DBMS
DBMS, September 1996
SQL for Smarties By Joe Celko

Databases on the Net

Joe explores SQL database resources on the World Wide Web.

Everybody but me has a Web page of their own. I am one of the pitiful home pageless, the people you see on the shoulders of the information superhighway. (Editor's note: the DBMS Web site has a Joe Celko page at http://www.dbmsmag.com/celko.html.) William (Bill) Kent of Hewlett-Packard Laboratories has put a collection of stuff he has written over the past few decades on the Web at http://www.hpl.hp.com/personal/Bill_Kent.

There is published and unpublished material on a variety of topics, most of it technical and some not. He was the founder of the X3H7 object standards group, but he also has a lot to say about data and databases. His book Data and Reality (Elsevier North-Holland, New York, 1978, ISBN 0-444-85187-9) has been one of my favorites for years, and he was on the X3H2 Committee, so I am giving this home page a shameless plug. Graeme Birchall set up shop at http://ourworld.compuserve. com/homepages/Graeme_Birchall. This is a place where you can download his DB2/V2 SQL Cookbook. He also provides a handy set of practical programming tips and tricks for anyone using DB2/V2 and others who might benefit from his SQL notes. If you need SQL help, you can go to http://www.inquiry.com/ techtips/thesqlpro. You can look up articles from a wide range of magazines - including DBMS - and even post your own questions. Over the years, I have given out a diskette with short SQL puzzles to the editors of local user group newsletters. These puzzles are now on the Web at http://www.inquiry.com/ techtips/thesqlpro/ (search the Tech Tips database for "Celko"), so I can save the postage I would have spent on a diskette.

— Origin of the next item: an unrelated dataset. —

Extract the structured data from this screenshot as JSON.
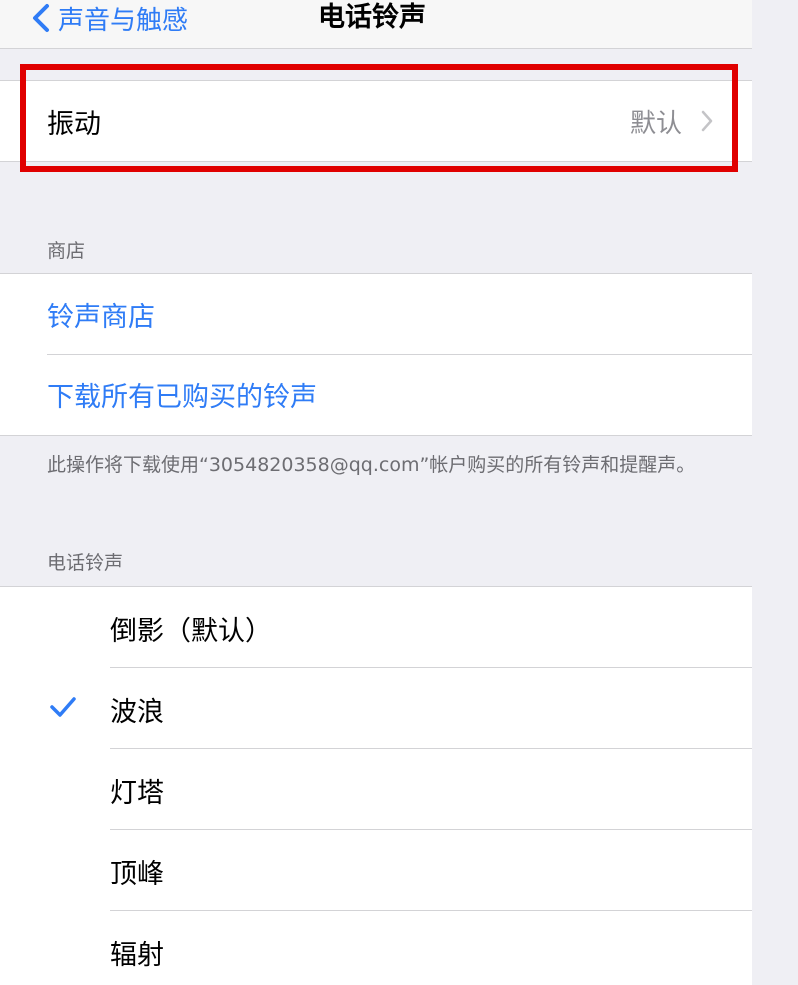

Databases and Business on the Web

June was a busy month for databases and the Web. Open Environment Corp. was acquired by Borland for its Mambo product, a Web development kit that can connect you to Sybase, Informix, Oracle, and DB2 databases on a representative range of Unix platforms. Sybase made a partnership deal with Netscape for browsers and another deal with Verity for a text search engine. Centura Software Corp. announced plans for its Centura Web Developer, which will create Java applets and HTML from database queries. By the time you read this, there will be more database vendors and shrink-wrap shops with similar products.

But even if I get a home page and put a database on the Web, I will still be behind the curve because I am not running a business in Cyberspace. Providing access to a SQL database via the Internet is really not enough by itself to set up a virtual enterprise.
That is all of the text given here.